Boeing on $8.7 billion incentives for 777X jet

epa05928682 (FILE) - A man walks under a Boeing 777 plane at Taoyuan airport, in Taoyuan, Taiwan, 14 June 2016. Boeing on 26 April 2017 released their first quarter 2017 results, saying their first-quarter earnings and operating cash flow were higher compared to the previous year. Boeing's 1st quarter net income stood at 1,451 billion USD, compared with 1,219 billion USD in 2016.  EPA/RITCHIE B. TONGO

Bloomberg

Boeing Co. won a round in a long-running US trade dispute with the European Union over government backing for the planemaker and competitor Airbus SE.
The World Trade Organisation’s appellate body overruled a lower-level finding that $8.7 billion in tax incentives awarded by Washington state to Chicago-based Boeing for the development of the 777X jetliner constituted the most serious transgression of subsidy restrictions. The appellate body isn’t making a recommendation in the dispute, it said.
“This was a sweeping and clean win for the United States,” Boeing General Counsel J. Michael Luttig said. “The latest of the false claims Airbus and its government sponsors have made has now been rejected by the WTO.”
The U.S. and the EU have spent more than a decade tangling over government efforts to help Boeing and Toulouse, France-based Airbus defray billions of dollars in costs to create commercial aircraft.
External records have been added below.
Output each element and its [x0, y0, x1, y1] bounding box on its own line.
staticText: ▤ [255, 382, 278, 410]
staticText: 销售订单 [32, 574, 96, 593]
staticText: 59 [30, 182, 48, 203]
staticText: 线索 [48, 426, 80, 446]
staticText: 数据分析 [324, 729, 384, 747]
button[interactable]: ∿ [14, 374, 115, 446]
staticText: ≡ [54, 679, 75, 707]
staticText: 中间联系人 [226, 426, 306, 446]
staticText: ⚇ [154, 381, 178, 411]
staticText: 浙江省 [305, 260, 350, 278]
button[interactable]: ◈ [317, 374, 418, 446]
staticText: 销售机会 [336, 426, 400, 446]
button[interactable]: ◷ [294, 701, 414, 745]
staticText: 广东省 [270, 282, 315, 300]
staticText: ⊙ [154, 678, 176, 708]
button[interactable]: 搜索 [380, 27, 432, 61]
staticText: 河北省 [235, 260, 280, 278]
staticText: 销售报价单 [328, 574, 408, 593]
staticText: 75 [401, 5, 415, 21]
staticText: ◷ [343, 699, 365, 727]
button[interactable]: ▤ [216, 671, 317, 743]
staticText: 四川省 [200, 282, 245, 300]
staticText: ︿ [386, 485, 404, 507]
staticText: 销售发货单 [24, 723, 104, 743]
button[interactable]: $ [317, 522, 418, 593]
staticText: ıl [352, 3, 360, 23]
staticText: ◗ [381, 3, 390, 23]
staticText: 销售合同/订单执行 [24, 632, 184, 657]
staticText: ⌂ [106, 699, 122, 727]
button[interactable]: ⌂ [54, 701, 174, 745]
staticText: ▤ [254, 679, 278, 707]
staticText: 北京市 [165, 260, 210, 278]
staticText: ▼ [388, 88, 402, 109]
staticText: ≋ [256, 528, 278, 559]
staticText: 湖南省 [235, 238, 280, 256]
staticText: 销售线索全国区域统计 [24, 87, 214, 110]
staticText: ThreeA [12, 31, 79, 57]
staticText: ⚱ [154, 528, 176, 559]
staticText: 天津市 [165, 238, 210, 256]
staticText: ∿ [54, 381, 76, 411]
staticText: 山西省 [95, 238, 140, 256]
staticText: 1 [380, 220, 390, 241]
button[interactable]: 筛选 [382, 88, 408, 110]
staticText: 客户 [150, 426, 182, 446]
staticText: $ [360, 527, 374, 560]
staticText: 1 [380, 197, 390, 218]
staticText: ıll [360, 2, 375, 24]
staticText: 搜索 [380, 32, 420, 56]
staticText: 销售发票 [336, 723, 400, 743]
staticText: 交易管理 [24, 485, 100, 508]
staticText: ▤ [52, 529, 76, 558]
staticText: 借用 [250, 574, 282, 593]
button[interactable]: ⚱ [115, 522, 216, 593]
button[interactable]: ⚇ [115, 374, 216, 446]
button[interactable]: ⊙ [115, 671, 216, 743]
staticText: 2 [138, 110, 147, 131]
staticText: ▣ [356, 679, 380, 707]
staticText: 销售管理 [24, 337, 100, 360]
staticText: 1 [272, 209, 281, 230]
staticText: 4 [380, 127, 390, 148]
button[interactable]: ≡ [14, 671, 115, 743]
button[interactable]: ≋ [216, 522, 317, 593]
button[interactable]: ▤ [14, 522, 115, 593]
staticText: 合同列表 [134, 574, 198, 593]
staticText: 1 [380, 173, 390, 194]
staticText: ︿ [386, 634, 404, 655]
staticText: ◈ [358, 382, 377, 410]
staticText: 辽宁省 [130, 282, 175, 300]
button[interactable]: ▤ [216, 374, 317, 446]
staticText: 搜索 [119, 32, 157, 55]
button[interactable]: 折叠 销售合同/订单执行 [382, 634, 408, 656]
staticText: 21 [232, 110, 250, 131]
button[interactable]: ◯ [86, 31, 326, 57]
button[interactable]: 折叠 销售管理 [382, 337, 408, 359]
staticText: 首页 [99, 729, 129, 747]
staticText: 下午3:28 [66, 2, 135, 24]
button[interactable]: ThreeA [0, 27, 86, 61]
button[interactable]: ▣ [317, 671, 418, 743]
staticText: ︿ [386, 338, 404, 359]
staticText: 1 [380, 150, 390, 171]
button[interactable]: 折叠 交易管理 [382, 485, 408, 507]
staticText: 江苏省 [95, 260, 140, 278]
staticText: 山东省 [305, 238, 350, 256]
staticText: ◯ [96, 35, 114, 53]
The WTO ruling effectively ends the dispute over aid provided to Boeing by the state to ensure the planemaker would manufacture the 777X and its carbon-fiber wing in Washington, although two other cases are still pending.
The three-judge appellate panel overturned an earlier WTO finding that a 40 percent reduction in a Washington state levy on 777X gross receipts was a prohibited subsidy. While the tax relief spurred Boeing to build the new jetliner at its factory in Everett, Washington, the aid didn’t prompt the planemaker to favour domestic parts over imports, the panel said.
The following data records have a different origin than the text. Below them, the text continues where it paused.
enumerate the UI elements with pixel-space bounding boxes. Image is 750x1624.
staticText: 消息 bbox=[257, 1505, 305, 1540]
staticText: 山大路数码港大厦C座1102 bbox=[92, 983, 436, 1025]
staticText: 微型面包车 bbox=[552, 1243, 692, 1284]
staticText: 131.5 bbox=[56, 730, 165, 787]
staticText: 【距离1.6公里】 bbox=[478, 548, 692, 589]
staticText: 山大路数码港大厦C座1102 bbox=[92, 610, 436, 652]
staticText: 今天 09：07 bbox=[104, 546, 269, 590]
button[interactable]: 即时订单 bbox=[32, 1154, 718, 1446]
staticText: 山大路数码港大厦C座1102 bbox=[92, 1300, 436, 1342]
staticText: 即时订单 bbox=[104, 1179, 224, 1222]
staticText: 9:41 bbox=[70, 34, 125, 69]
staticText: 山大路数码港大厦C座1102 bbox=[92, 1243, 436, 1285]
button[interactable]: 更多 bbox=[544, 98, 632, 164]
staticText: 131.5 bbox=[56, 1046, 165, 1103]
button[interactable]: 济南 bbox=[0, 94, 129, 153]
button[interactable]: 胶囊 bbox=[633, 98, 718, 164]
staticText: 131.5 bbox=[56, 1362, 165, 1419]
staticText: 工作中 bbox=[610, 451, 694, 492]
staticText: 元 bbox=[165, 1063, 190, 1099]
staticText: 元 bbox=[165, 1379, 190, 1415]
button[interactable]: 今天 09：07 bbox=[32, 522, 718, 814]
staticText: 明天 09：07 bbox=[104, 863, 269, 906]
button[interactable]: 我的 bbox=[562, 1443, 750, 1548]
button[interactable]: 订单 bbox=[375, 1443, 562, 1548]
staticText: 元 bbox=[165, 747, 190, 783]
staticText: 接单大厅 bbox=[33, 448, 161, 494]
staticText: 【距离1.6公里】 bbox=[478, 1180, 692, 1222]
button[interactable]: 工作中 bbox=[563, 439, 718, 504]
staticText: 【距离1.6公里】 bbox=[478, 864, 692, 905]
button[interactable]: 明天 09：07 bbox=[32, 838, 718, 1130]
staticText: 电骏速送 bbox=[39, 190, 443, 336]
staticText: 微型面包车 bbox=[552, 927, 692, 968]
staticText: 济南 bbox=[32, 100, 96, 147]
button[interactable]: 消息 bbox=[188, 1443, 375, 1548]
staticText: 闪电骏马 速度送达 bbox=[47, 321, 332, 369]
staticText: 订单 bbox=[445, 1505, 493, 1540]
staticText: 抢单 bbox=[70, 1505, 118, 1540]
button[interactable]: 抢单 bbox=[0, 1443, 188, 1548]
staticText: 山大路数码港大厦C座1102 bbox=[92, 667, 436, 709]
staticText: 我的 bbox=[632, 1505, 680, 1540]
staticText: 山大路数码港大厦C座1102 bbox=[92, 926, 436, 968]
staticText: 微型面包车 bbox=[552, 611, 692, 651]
The appellate body also rejected Europe’s contention that six other elements of the state’s incentive package were illegal. No further appeal is available to the EU on this case.
The ruling doesn’t preclude the 777X subsidies from being used in a separate and broader case brought by Airbus against Boeing in response to the US manufacturer’s initial application against its rival in 2004. That case is still in its compliance phase and has separately determined the subsidies to be “actionable,” a lesser but still illegal transgression of WTO rules, Airbus said.
“Boeing illegal subsidies are still illegal and need to be removed,” Airbus spokesman Rainer Ohler said. “The ‘game’ is far from over.”
The appellate body is expected to rule later this year on a 2016 finding that the EU failed to remedy some of the incentives to Airbus deemed illegal in 2011 and that the bloc compounded the issue with below-market loans for the planemaker’s new A350 jetliner. The US would be allowed to pursue retaliatory sanctions if the decision is upheld. The EU has appealed and disputes US claims of $22 billion in damages.
“European governments have provided billions of dollars in illegal subsidies to Airbus for years, yet they have tried and failed to create a false equivalence with the United States and Boeing.” US Trade Representative Robert Lighthizer said.